Les Palestiniens de Cisjordanie sont soumis aux tribunaux militaires israéliens et se voient régulièrement refuser l’assistance d’un avocat. Ils sont confrontés à des barrières linguistiques et à de mauvaises traductions, tandis que les mauvais traitements, les abus et même la torture pendant la détention garantissent que la plupart des prisonniers plaident coupables dans le cadre d’un accord de plaidoyer, ce qui conduit à un taux de condamnation de 95 à 99 %. Les appels sont rarement autorisés.
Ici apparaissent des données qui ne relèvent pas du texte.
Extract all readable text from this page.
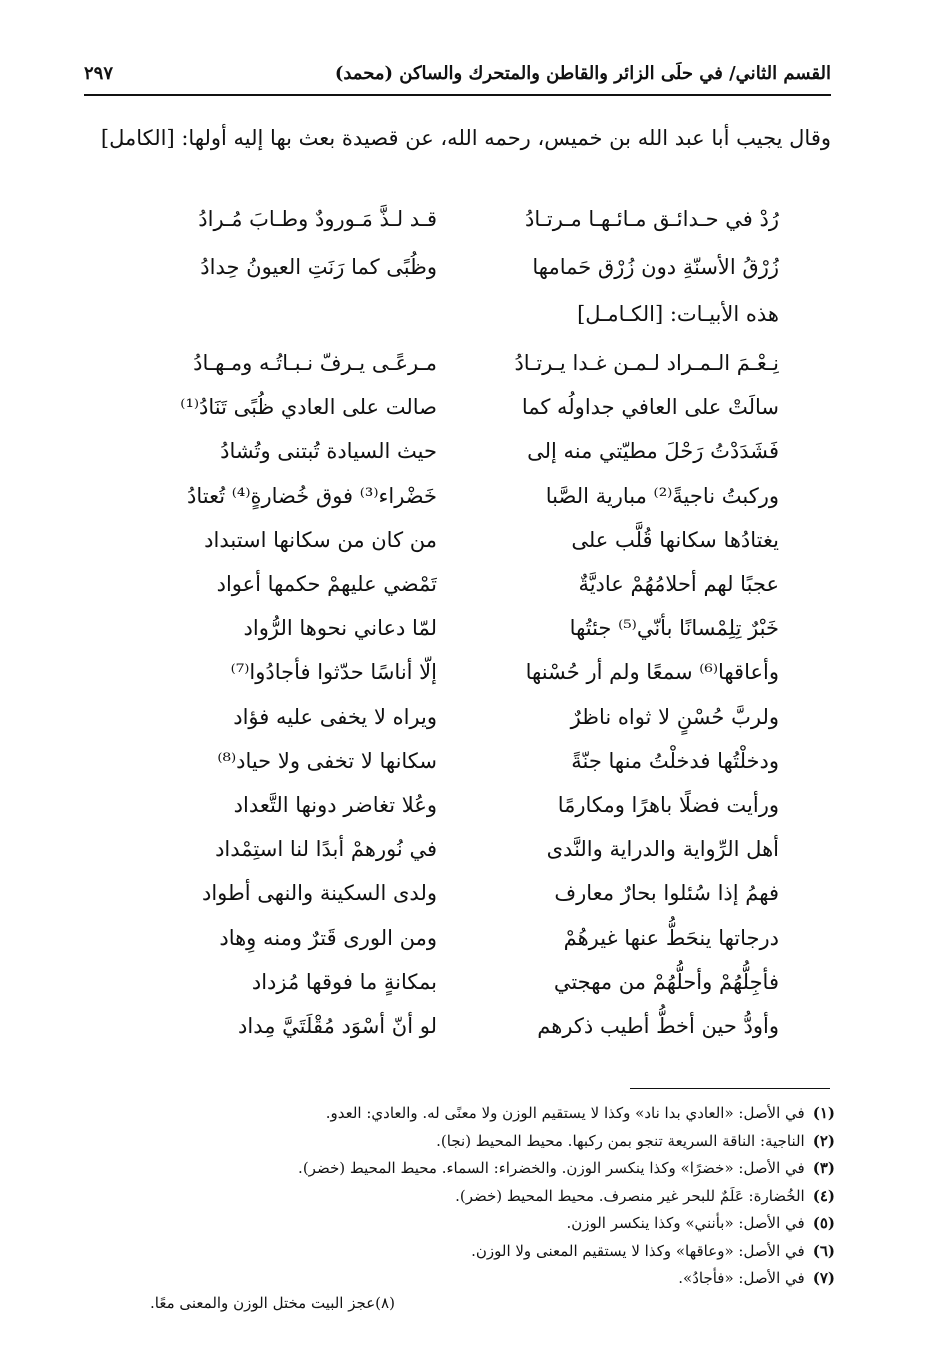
القسم الثاني/ في حلَى الزائر والقاطن والمتحرك والساكن (محمد)
٢٩٧
وقال يجيب أبا عبد الله بن خميس، رحمه الله، عن قصيدة بعث بها إليه أولها: [الكامل]
رُدْ في حـدائـق مـائـهـا مـرتـادُ
قـد لـذَّ مَـورودٌ وطـابَ مُـرادُ
زُرْقُ الأسنّةِ دون زُرْق حَمامها
وظُبًى كما رَنَتِ العيونُ حِدادُ
هذه الأبيـات: [الكـامـل]
نِـعْـمَ الـمـراد لـمـن غـدا يـرتـادُ
مـرعًـى يـرفّ نـبـاتُـه ومـهـادُ
سالَتْ على العافي جداولُه كما
صالت على العادي ظُبًى تَنَادُ⁽¹⁾
فَشَدَدْتُ رَحْلَ مطيّتي منه إلى
حيث السيادة تُبتنى وتُشادُ
وركبتُ ناجيةً⁽²⁾ مبارية الصَّبا
خَضْراء⁽³⁾ فوق خُضارةٍ⁽⁴⁾ تُعتادُ
يغتادُها سكانها قُلَّب على
من كان من سكانها استبداد
عجبًا لهم أحلامُهُمْ عاديَّةٌ
تَمْضي عليهمْ حكمها أعواد
خَبْرٌ تِلِمْسانًا بأنّي⁽⁵⁾ جئتُها
لمّا دعاني نحوها الرُّواد
وأعاقها⁽⁶⁾ سمعًا ولم أر حُسْنها
إلّا أناسًا حدّثوا فأجادُوا⁽⁷⁾
ولربَّ حُسْنٍ لا ثواه ناظرٌ
ويراه لا يخفى عليه فؤاد
ودخلْتُها فدخلْتُ منها جنّةً
سكانها لا تخفى ولا حياد⁽⁸⁾
ورأيت فضلًا باهرًا ومكارمًا
وعُلا تغاضر دونها التَّعداد
أهل الرِّواية والدراية والنَّدى
في نُورهمْ أبدًا لنا استِمْداد
فهمُ إذا سُئلوا بحارٌ معارف
ولدى السكينة والنهى أطواد
درجاتها ينحَطُّ عنها غيرهُمْ
ومن الورى قَترٌ ومنه وِهاد
فأجِلُّهُمْ وأحلُّهُمْ من مهجتي
بمكانةٍ ما فوقها مُزداد
وأودُّ حين أخطُّ أطيب ذكرهم
لو أنّ أسْوَد مُقْلَتَيَّ مِداد
(١)في الأصل: «العادي بدا ناد» وكذا لا يستقيم الوزن ولا معنًى له. والعادي: العدو.
(٢)الناجية: الناقة السريعة تنجو بمن ركبها. محيط المحيط (نجا).
(٣)في الأصل: «خضرًا» وكذا ينكسر الوزن. والخضراء: السماء. محيط المحيط (خضر).
(٤)الخُضارة: عَلَمٌ للبحر غير منصرف. محيط المحيط (خضر).
(٥)في الأصل: «بأنني» وكذا ينكسر الوزن.
(٦)في الأصل: «وعاقها» وكذا لا يستقيم المعنى ولا الوزن.
(٧)في الأصل: «فأجادُ».
(٨)عجز البيت مختل الوزن والمعنى معًا.
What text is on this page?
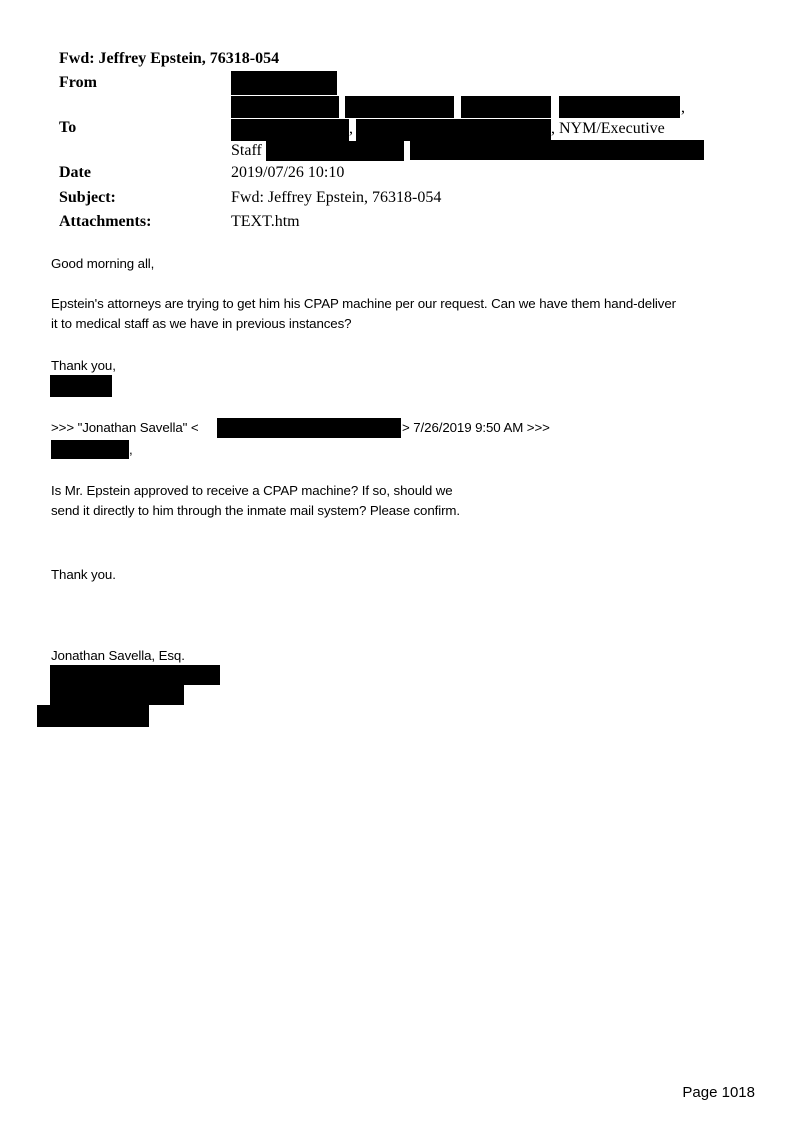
Fwd: Jeffrey Epstein, 76318-054
From
To
,
,	, NYM/Executive
Staff
Date	2019/07/26 10:10
Subject:	Fwd: Jeffrey Epstein, 76318-054
Attachments:	TEXT.htm
Good morning all,
Epstein's attorneys are trying to get him his CPAP machine per our request. Can we have them hand-deliver
it to medical staff as we have in previous instances?
Thank you,
>>> "Jonathan Savella" <	> 7/26/2019 9:50 AM >>>
,
Is Mr. Epstein approved to receive a CPAP machine? If so, should we
send it directly to him through the inmate mail system? Please confirm.
Thank you.
Jonathan Savella, Esq.
Page 1018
Le contraste est saisissant avec les 500.000 colons juifs qui vivent au milieu d’eux et qui sont libres d’attaquer les maisons et les biens des Palestiniens, voire de les assassiner.
Heba Morayef, directrice régionale d’Amnesty International pour le Moyen-Orient et l’Afrique du Nord, a déclaré au début du mois : « La détention administrative est l’un des principaux outils par lesquels Israël a mis en œuvre son système d’apartheid à l’encontre des Palestiniens [...] Les témoignages et les preuves vidéo font également état de nombreux cas de torture et d’autres mauvais traitements infligés par les forces israéliennes, notamment de sévères passages à tabac et d’humiliations délibérées à l’encontre de Palestiniens détenus dans des conditions désastreuses.
En 2012, un rapport parlementaire européen a décrit la détention administrative comme une tactique employée « principalement pour limiter l’activisme politique palestinien ». En 2020, Michael Lynk, alors rapporteur spécial des Nations unies sur les droits de l’homme dans les territoires palestiniens, a appelé Israël à abolir cette pratique.
Israël peut s’en tirer parce qu’il bénéficie du soutien de toutes les puissances impérialistes qui, aujourd’hui, réduisent elles-mêmes les droits démocratiques et la liberté d’expression pour réprimer toute opposition à leurs politiques intérieures et étrangères.